Kilka dni temu przedstawicielstwo Stanów Zjednoczonych przy Unii Europejskiej puściło w przestrzeń publiczną kontrolowany przeciek. Był to krótki e-mail, w którym amerykańscy urzędnicy „wyrażali zaniepokojenie” działaniami polityków z Parlamentu Europejskiego. Europarlamentarzyści postanowili nacisnąć na Komisję Europejską, badającą sprawę praktyk monopolistycznych Google’a, nawołując do oddzielenia biznesów wyszukiwarek od serwisów komercyjnych. I swego dopięli — wyraźną większością uchwała parlamentu została przyjęta. Jednak do ewentualnego podziału amerykańskiego giganta w Europie długa droga. Zatem dyplomaci będą mieli sporo roboty.

Polityczna polityka

„Potencjalne środki zapobiegawcze powinny opierać się na racjonalnych przesłankach.

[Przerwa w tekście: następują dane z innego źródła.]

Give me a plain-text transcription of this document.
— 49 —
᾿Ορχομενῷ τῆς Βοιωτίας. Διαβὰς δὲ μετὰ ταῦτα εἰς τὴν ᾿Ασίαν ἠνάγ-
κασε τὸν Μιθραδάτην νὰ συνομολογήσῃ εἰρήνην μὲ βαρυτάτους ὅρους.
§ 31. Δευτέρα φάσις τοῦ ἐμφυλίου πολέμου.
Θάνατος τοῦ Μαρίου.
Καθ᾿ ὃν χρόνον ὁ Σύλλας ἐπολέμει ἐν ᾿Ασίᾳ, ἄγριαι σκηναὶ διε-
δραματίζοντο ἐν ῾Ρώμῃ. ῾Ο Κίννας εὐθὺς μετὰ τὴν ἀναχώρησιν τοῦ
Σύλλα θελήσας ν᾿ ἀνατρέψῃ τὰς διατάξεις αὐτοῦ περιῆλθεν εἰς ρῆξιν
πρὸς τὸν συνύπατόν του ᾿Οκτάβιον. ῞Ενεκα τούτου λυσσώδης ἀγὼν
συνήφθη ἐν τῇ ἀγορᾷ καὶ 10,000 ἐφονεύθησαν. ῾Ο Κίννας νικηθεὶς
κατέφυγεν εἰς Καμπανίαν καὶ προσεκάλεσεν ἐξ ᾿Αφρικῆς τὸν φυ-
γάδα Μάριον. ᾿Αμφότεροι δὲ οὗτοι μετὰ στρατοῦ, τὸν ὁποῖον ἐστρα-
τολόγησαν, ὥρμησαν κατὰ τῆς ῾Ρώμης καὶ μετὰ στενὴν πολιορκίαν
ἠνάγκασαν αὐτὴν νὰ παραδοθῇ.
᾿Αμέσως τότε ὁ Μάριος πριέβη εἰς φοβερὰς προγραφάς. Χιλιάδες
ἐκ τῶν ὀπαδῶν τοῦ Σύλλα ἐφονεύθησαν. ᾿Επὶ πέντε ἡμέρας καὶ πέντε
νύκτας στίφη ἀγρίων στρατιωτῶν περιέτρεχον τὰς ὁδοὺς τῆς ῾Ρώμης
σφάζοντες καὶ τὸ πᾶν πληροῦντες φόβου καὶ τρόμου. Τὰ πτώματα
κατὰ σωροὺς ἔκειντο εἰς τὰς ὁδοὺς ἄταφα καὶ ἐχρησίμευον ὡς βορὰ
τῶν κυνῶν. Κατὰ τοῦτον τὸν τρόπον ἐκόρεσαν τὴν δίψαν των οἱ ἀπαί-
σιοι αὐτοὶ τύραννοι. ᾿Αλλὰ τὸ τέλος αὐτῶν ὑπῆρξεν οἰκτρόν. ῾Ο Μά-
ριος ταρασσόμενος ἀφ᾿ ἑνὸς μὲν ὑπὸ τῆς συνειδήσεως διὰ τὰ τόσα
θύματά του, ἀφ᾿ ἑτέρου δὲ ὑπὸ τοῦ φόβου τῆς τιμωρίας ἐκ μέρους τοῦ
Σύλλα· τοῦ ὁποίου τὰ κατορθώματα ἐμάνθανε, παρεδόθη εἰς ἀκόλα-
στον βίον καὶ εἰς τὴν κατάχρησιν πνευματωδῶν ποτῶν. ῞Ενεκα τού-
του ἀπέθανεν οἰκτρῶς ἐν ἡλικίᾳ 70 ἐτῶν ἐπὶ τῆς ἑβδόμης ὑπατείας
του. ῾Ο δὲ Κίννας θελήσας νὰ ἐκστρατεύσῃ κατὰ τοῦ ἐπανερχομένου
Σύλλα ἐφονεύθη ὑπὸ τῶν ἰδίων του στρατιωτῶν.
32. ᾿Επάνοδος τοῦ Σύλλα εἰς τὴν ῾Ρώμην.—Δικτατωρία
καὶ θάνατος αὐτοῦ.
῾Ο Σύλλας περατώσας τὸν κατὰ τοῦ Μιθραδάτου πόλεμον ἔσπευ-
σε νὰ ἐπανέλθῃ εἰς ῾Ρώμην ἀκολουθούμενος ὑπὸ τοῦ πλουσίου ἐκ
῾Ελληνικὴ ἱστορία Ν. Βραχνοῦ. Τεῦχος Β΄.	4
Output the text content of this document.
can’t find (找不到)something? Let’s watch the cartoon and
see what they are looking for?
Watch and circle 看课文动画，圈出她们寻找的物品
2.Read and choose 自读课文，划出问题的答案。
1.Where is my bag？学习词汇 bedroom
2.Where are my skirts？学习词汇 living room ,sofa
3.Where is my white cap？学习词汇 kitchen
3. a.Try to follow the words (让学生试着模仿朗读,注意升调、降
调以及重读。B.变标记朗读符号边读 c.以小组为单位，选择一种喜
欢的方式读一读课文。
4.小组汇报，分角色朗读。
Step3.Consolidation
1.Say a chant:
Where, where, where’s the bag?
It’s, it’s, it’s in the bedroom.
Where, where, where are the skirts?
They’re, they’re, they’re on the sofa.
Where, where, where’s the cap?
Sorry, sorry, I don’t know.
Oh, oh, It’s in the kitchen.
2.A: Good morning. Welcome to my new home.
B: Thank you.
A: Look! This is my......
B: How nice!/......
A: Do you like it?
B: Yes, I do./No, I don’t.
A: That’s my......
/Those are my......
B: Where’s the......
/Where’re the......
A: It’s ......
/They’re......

Proces badania ewentualnych nadużyć nie powinien być upolityczniany” — nawołują, cytowani przez Reutersa, amerykańscy dyplomaci. Tymczasem sam Google nabrał wody w usta.

— No comments — mówi przedstawiciel polskiego biura spółki zza oceanu. Jednak nikt nie ma wątpliwości, że sprawa nie jest dla Google’a obojętna. Koncern od czterech lat negocjuje z Komisją Europejską, jest skłonny do ustępstw, zatrudnił lobbystów, ale na podział się nie godzi. Zresztą na taką operację nie godzi się także Günther Oettinger, jeden z komisarzy zajmujący się sprawą amerykańskiej wyszukiwarki. Co nie zmienia faktu, że Mathias Döpfner, główny biznesowy oponent Google’a w Europie, stawia sprawę jasno, pisząc na łamach niemieckiej prasy: „to jest sprawa jak najbardziej polityczna”. Amerykańscy analitycy kontrują, przypominając, że monopol Google’a był badany w Stanach (obyło się bez kary), a rezolucja parlamentu to dbanie o koncerny, a nie konsumentów ze Starego Kontynentu. Ci przecież, swoimi klikami, wspierają monopolistę.

Miliardy życzeń

Europosłowie, jako politycy z krwi i kości, w swojej batalii o równe szanse dla biznesów internetowych w Europie za oręż obrali kwotę 260 mld EUR rocznie. Tyle, ich zdaniem, mógłby dodatkowo wygenerować jednolity rynek cyfrowy dla unijnej gospodarki. Oczywiście, nie generuje ze względu na fragmentację rynku, zacofanie regionów i brak dostępu do technologii. Jednak rezolucja podkreśla także, że „zapewnienie warunków konkurencji na rynku wyszukiwarek online jest bardzo ważne dla jednolitego rynku cyfrowego”. Choć zapewne prace Komisji Europejskiej nad sprawą wyszukiwarki potrwają nawet kilka miesięcy, to wierzyć otoczeniu wstrzemięźliwego Oettingera, efektem śledztwa w sprawie Google’a, będą nie tylko zmiany w wyszukiwarce (bez jej podziału), ale również być może kary finansowe. Google, w rozmowach z Komisją pokazuje dobrą wolę. Także dlatego, że nie chce powtarzać scenariuszaMicrosoftu. Tego nie tak dawno KE ukarała za praktyki monopolistyczne w latach 2004-12. Koncern zapłacił niemal 1,4 mld EUR. Wystarczyło m.in. to, że w inkryminowanym czasie, w systemie Windows ograniczał dostęp przeglądarkom internetowym konkurencyjnym wobec Internet Explorera. Google zachowuje takt i tylko za pośrednictwem amerykańskich mediów wysyła retoryczny szach-mat. Media zza oceanu pytają, dlaczego to w dbałej o konkurencję i rozwój Europie nie powstała firma internetowa zdolna do światowej dominacji.